The resolution was adopted at the inaugural International Religious Freedom Summit in the US where interfaith leaders expressed disappointment at the Joe Biden administration avoiding criticism of the Indian government for allowing discrimination on its watch.
The CPC tag is accorded by the US secretary of state, under authority delegated by the President, to a country guilty of particularly severe violations of religious freedom under the International Religious Freedom Act.
When the secretary of state designates a CPC, the US Congress is notified. Where non-economic policy options designed to bring about cessation of the particularly severe violations of religious freedom have reasonably been exhausted, an economic measure is expected to be imposed.
The United States Commission on International Religious Freedom (USCIRF) had in its report last year recommended to the state department that India be designated as a CPC, which would have put the country in league with Saudi Arabia, China, Pakistan, Iran and other such nations. The state department did not oblige.
At the International Religious Freedom Summit, a US senator and two members of the House of Representatives too voiced concern about the situation in India while speaking at a panel discussion on “Religious Freedom in India: Challenges and Opportunities”.
“I remain seriously concerned about the Indian government’s commitment to protecting the rights of minorities, including the 200 million Muslims in India,” Senator Ed Markley said.
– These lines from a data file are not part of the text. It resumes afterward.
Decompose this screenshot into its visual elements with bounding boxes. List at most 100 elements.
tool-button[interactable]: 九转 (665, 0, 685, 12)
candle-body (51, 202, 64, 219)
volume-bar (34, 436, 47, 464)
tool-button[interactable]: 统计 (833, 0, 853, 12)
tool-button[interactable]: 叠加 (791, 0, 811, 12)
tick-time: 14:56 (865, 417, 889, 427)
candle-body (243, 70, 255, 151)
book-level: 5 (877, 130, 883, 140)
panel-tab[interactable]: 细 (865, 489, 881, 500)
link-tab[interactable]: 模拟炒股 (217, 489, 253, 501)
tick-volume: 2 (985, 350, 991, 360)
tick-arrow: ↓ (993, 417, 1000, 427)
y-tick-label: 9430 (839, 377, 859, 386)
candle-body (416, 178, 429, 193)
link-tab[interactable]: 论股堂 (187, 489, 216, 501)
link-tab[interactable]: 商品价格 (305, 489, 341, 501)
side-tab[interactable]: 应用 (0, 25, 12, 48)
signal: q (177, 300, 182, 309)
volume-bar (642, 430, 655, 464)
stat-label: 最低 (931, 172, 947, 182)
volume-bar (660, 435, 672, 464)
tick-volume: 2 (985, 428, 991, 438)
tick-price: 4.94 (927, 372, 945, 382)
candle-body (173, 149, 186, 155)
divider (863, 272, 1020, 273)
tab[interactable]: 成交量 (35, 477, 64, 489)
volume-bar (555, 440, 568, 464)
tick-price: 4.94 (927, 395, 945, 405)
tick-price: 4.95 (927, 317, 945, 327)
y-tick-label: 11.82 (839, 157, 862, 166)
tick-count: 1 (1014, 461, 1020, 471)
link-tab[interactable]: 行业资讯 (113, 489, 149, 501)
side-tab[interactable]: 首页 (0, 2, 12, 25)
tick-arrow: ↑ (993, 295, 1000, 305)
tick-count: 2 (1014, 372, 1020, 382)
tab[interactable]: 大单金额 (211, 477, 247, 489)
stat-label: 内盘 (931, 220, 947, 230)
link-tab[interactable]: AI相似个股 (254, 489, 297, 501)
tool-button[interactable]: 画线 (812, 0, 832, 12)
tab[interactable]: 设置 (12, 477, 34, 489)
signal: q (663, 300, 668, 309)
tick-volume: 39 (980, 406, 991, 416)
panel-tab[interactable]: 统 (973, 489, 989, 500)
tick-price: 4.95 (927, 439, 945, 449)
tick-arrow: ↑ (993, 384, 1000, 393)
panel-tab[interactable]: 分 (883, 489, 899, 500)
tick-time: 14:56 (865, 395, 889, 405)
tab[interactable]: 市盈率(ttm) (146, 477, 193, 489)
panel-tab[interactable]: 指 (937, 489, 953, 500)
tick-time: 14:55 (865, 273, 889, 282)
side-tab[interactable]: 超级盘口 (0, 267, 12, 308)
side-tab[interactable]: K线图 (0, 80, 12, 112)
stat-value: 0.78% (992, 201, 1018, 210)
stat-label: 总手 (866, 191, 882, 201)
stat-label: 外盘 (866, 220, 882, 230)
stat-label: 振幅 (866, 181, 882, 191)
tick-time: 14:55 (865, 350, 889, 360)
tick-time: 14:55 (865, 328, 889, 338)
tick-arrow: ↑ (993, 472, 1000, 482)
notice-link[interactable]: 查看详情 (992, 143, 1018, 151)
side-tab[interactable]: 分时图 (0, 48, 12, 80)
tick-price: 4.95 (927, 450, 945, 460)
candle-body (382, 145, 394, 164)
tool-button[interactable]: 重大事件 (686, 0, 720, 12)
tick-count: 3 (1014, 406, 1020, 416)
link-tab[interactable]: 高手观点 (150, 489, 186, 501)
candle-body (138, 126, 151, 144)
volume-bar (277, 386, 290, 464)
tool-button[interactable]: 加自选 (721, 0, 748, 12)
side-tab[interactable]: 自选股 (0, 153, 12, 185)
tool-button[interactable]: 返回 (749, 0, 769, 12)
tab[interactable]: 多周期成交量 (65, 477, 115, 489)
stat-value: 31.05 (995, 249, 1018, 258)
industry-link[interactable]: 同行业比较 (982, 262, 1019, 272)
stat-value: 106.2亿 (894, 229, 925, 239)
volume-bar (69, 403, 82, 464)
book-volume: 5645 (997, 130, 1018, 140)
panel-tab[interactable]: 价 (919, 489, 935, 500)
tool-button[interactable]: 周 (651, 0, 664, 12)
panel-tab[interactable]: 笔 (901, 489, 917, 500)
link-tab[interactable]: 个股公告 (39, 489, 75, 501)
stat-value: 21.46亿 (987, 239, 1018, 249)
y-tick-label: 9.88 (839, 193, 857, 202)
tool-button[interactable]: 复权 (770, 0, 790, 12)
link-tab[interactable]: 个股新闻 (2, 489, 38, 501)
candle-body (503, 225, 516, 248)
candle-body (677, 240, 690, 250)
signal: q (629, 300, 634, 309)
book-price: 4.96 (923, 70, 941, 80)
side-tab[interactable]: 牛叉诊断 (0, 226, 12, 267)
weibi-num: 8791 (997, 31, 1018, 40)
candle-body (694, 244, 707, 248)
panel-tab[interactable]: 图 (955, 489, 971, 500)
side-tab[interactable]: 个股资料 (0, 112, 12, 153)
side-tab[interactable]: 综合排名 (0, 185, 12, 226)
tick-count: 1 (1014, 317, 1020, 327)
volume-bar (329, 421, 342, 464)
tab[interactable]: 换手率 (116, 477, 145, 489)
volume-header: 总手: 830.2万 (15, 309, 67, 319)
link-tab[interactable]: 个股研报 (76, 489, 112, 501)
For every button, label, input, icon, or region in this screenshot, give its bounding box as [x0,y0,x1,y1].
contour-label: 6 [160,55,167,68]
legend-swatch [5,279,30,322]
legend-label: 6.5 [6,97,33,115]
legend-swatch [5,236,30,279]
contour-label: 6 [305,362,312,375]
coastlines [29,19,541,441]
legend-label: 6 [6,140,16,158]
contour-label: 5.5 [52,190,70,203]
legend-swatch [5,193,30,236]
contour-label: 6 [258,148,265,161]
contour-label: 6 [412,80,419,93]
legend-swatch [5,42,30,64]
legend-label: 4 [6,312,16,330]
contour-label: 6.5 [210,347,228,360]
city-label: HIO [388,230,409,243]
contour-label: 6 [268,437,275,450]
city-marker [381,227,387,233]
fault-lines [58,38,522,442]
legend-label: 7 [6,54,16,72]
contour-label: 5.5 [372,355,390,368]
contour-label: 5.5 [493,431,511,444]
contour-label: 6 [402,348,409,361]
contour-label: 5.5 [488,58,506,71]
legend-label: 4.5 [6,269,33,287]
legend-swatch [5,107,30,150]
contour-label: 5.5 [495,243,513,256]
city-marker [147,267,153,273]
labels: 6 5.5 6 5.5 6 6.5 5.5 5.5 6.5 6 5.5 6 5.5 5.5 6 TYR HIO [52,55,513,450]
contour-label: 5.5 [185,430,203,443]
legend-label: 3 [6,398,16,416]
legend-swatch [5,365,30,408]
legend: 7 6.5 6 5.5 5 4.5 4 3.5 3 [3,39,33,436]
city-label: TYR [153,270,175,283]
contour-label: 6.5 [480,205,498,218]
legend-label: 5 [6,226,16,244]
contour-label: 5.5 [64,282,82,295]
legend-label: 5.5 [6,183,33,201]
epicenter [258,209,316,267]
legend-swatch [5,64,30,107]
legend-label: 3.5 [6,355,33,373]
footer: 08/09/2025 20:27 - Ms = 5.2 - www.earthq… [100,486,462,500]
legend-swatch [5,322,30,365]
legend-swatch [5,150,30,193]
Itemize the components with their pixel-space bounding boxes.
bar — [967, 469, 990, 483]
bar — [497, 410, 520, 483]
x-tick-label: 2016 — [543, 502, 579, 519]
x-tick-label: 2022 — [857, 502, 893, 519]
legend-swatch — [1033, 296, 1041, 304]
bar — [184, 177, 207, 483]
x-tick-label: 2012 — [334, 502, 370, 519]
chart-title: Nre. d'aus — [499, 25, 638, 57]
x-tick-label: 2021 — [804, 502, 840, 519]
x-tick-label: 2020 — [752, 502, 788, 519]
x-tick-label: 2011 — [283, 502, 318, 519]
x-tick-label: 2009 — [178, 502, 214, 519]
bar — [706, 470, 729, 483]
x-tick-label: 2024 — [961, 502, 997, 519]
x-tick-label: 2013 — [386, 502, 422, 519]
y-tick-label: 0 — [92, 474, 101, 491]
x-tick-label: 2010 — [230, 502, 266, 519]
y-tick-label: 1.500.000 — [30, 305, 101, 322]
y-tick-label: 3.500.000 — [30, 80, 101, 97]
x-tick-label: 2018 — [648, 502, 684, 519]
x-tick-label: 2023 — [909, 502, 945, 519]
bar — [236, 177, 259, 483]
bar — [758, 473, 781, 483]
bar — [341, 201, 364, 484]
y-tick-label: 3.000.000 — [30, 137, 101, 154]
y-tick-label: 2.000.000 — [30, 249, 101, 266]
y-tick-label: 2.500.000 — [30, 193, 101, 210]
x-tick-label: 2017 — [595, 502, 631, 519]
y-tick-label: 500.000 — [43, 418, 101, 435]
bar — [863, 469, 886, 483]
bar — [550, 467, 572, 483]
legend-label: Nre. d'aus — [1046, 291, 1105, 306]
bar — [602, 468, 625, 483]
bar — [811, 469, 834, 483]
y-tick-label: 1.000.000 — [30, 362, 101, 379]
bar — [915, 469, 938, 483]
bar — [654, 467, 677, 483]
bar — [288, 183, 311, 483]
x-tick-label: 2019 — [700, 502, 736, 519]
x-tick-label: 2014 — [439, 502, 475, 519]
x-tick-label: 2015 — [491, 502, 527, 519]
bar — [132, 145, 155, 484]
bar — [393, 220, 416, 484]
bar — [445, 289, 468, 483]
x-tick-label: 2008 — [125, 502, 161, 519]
“The government’s targeting of social and political activities and crackdown on free speech and their religiously motivated discrimination against minorities cannot be viewed in isolation as escalating nationalism threatens to undermine India’s longstanding oath to democratic values.”
Referring to reports of the targeting of minorities, Congresswoman Marie Newman said: “India’s equity and standing in the eyes of the world are severely damaged already. Freedom House has downgraded its rating for India’s democracy from being free to partly free. That is heartbreaking. Persecution of entire sections of society, especially when backed by governments, is a recipe for a future filled with disaster. We must do better. We must pressure both our adversaries and our allies to support human rights around the world.”
Another member of the House of Representatives, Andy Levin, who is also a member of the foreign affairs committee, said: “Why would I be so critical and so publicly critical of a country that I love? The answer is it is because I love India that I am committed to ending these attacks on its people. It is because I am so passionate in my support for the vibrant democracy I came to know as a young man that I want to see that democracy flourish for generations to come.”
The resolution by the 30 organisations takes note of how it’s possible to target minorities with impunity in India. It notes the harassment of marginalised communities, the love jihad narrative, the anti-conversion laws, and the Citizenship (Amendment) Act that has been widely found to be discriminatory. It also records the history of the RSS.
The organisations have urged the US state department to designate India as a CPC under the guidelines of the USCIRF — an independent, bipartisan federal body created under the 1998 International Religious Freedom Act to monitor the universal right to freedom of religion or belief abroad.